Best way to "split" a large DB into two DBs

classic Classic list List threaded Threaded
8 messages Options
Reply | Threaded
Open this post in threaded view
|

Best way to "split" a large DB into two DBs

Dominique Devienne
Imagine there's a 25GB SQLite DB file in version v1 of an application.

Because the way this DB is structured, with large to very large blobs, this
leads to problems for the app. That DB has 35 tables, but 5 of those
represent 95% of the DB size (because of those blobs).

So for v2 of the app, there's a new design where the 30 "lightweight"
tables move into a new DB file (with additional new tables), and the 5
"blob heavy" tables remain in the existing DB file (but the 30 "moved"
tables should be dropped from it).

Initial design was to copy the DB file (app is "shutdown", so no connection
to that DB file).
Drop the 5 big tables. Vaccum it (the new DB). Add the new tables.
But the 25GB copy was deemed too long in that case (several minutes).
(after all, copying 95% of 25GB to discard all those GBs is inefficient)

So alternate design was to create the schema empty in the new DB file,
attach the old one, and insert the data from the 30 tables into the new
empty (with identical schema/structure) tables. But that's also very slow
apparently.

Even though it's not my app, I know there are indexes and triggers on those
tables (but the triggers are mostly on deletes, so don't really apply
here), and I suggested adding those after the selects, but I doubt it's
going to make a dramatic difference time-wise.

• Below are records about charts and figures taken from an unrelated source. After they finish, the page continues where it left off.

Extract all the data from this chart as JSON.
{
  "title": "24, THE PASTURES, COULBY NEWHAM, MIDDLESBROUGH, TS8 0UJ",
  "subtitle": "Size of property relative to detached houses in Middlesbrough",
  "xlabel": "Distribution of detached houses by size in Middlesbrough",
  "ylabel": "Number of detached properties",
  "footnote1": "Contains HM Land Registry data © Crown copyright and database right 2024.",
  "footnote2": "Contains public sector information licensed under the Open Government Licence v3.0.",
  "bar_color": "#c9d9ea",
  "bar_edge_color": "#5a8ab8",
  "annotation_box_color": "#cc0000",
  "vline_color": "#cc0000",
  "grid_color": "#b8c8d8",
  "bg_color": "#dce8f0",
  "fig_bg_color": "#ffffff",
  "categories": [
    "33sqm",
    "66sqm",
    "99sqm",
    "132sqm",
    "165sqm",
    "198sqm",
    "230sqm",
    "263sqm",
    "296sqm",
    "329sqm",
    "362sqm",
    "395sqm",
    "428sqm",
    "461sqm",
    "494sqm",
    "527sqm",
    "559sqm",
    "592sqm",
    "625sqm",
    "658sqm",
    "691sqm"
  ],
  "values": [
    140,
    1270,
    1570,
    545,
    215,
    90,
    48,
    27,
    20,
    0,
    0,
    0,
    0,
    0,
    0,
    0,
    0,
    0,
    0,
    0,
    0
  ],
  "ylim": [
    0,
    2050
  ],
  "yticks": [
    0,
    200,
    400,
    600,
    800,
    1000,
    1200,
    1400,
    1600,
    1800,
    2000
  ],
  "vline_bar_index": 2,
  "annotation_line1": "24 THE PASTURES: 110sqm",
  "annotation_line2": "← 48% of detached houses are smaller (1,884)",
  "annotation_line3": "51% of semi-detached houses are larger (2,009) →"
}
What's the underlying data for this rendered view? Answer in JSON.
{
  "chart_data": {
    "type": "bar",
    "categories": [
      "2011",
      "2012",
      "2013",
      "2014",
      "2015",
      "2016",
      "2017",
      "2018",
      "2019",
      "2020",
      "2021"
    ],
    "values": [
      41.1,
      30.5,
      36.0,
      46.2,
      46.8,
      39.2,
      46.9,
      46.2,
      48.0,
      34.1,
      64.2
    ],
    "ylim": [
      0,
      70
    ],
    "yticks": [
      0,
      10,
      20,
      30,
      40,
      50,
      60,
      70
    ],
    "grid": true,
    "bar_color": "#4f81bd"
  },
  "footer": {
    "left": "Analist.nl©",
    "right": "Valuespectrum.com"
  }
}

Conceptually, the ideal situation would be to just copy the DB header,
sqlite_master page(s) (dropping the 5 big tables definitions and related
indexes/triggers from sqlite_master), and only the 5% of pages related to
the other tables (and related objects).  (chaining of pages and root pages
in sqlite_master have to be updated of course). It's almost like a form of
VACCUM, except it's not in-place and works on a subset of the tables.
IO-wise, that has the potential to be 20x faster I imagine.

But of course there's no such "out-of-place" "partial" VACCUM...

Then I though maybe .backup, which also works at the page level (I
believe), perhaps can subset what tables to backup. But no luck there
either. backup works for the whole DB, not a subset.

Am I missing other ways to achieve this "split" efficiently?
Any chance the backup API could group table-specific (and related objects)
alternate form?

Any advice would be appreciated. Thanks, --DD
_______________________________________________
sqlite-users mailing list
[hidden email]
http://mailinglists.sqlite.org/cgi-bin/mailman/listinfo/sqlite-users
Reply | Threaded
Open this post in threaded view
|

Re: Best way to "split" a large DB into two DBs

Stephen Chrzanowski
What are the business logic reasons you want to split the database?  Is
your application going to be able to handle dealing with data that'd exist
in multiple places?

When I know I'm going to be putting large blobs within a database, those
blob tables have two fields, one ID, and one for the actual content.
Perhaps even a field to indicate what kind of blob it is, but, I'm also the
type that'd just make a new table for the new type of blob information.

The ID is a 1:1 PK:FK relationship between a field in the "master" table
and this blob data, so the master table would have a direct reference to
the blob record.  This way, whenever I need to do queries, I pull from the
master table, and IF I need to get content about the blob (Say image, MP3,
or whatever the case) I'll open a new query to the blob table, get my data,
then shut it down. I'd also set a unique constraint on the blob ID field as
well, which automatically creates an index against it for fast lookups.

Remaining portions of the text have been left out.